There are several ways you can use SSML in the script:

  • The a reaction tag. Specify the tts parameter after the tag and pass the text with markup as its value:

     a: You shall not pass! || tts = "<emphasis>You</emphasis> shall not pass!"
  • Replies with the text type. Pass the text with markup in the tts property of the reply object:

    script:
    $response.replies = $response.replies || [];
    $response.replies.push({
    "type": "text",
    "text": "Cr is my favorite chemical element.",
    "tts": "<sub alias=\"Chromium\">Cr</sub> is my favorite chemical element."
    });
  • The $reactions.answer method. Pass the text with markup in the tts property of the method argument:

    script:
    $reactions.answer({
    "value": "Lucky you! You get 10% off your next purchase!",
    "tts": "Lucky you! <break time=\"1s\"> You get ten per cent off your next purchase!"
    });
tip

You can omit the speak tag in the marked-up text. If the speak tag is not specified, JAICP will wrap the whole text in this tag automatically.

Simplified markup

The Yandex v1 and v3 providers also support a simplified speech synthesis markup, which is not compatible with SSML. If simplified markup features are enough for your case, use it instead of SSML.

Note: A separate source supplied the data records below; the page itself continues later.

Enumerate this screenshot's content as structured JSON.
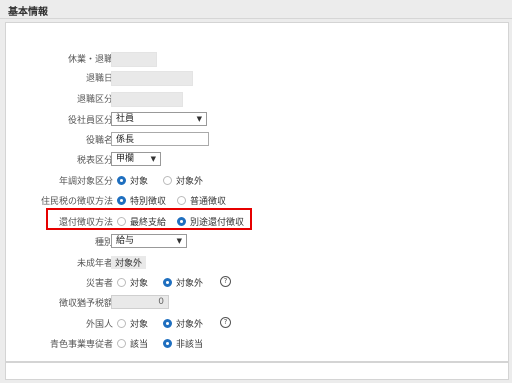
{
  "section": {
    "title": "基本情報"
  },
  "rows": {
    "leave": {
      "label": "休業・退職"
    },
    "retire_date": {
      "label": "退職日"
    },
    "retire_type": {
      "label": "退職区分"
    },
    "employee_type": {
      "label": "役社員区分",
      "value": "社員"
    },
    "position": {
      "label": "役職名",
      "value": "係長"
    },
    "tax_table": {
      "label": "税表区分",
      "value": "甲欄"
    },
    "year_end": {
      "label": "年調対象区分",
      "options": [
        "対象",
        "対象外"
      ],
      "selected": "対象"
    },
    "resident_tax": {
      "label": "住民税の徴収方法",
      "options": [
        "特別徴収",
        "普通徴収"
      ],
      "selected": "特別徴収"
    },
    "refund_method": {
      "label": "還付徴収方法",
      "options": [
        "最終支給",
        "別途還付徴収"
      ],
      "selected": "別途還付徴収"
    },
    "kind": {
      "label": "種別",
      "value": "給与"
    },
    "minor": {
      "label": "未成年者",
      "value": "対象外"
    },
    "disaster": {
      "label": "災害者",
      "options": [
        "対象",
        "対象外"
      ],
      "selected": "対象外",
      "help": "?"
    },
    "deferred_tax": {
      "label": "徴収猶予税額",
      "value": "0"
    },
    "foreigner": {
      "label": "外国人",
      "options": [
        "対象",
        "対象外"
      ],
      "selected": "対象外",
      "help": "?"
    },
    "blue_return": {
      "label": "青色事業専従者",
      "options": [
        "該当",
        "非該当"
      ],
      "selected": "非該当"
    }
  },
  "colors": {
    "accent": "#1f6fbf",
    "highlight": "#e60000"
  }
}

You can use the simplified markup in the a tag, the text response type, and the $reactions.answer method.

caution
If you use the simplified markup, do not pass the optional tts field in the response.

Yandex

The simplified markup is supported in TTS v1 and v3.

info

See Yandex SpeechKit documentation for a complete list of simplified markup elements.

Examples:

  • Use + before a stressed vowel any time you need to define the correct way to pronounce a word:

    a: They signed the c+ontract the following day.
  • To add a pause, you the sil<[t]> tag, where t is the pause duration in milliseconds:

    a: Stop! sil<[300]> Think about it!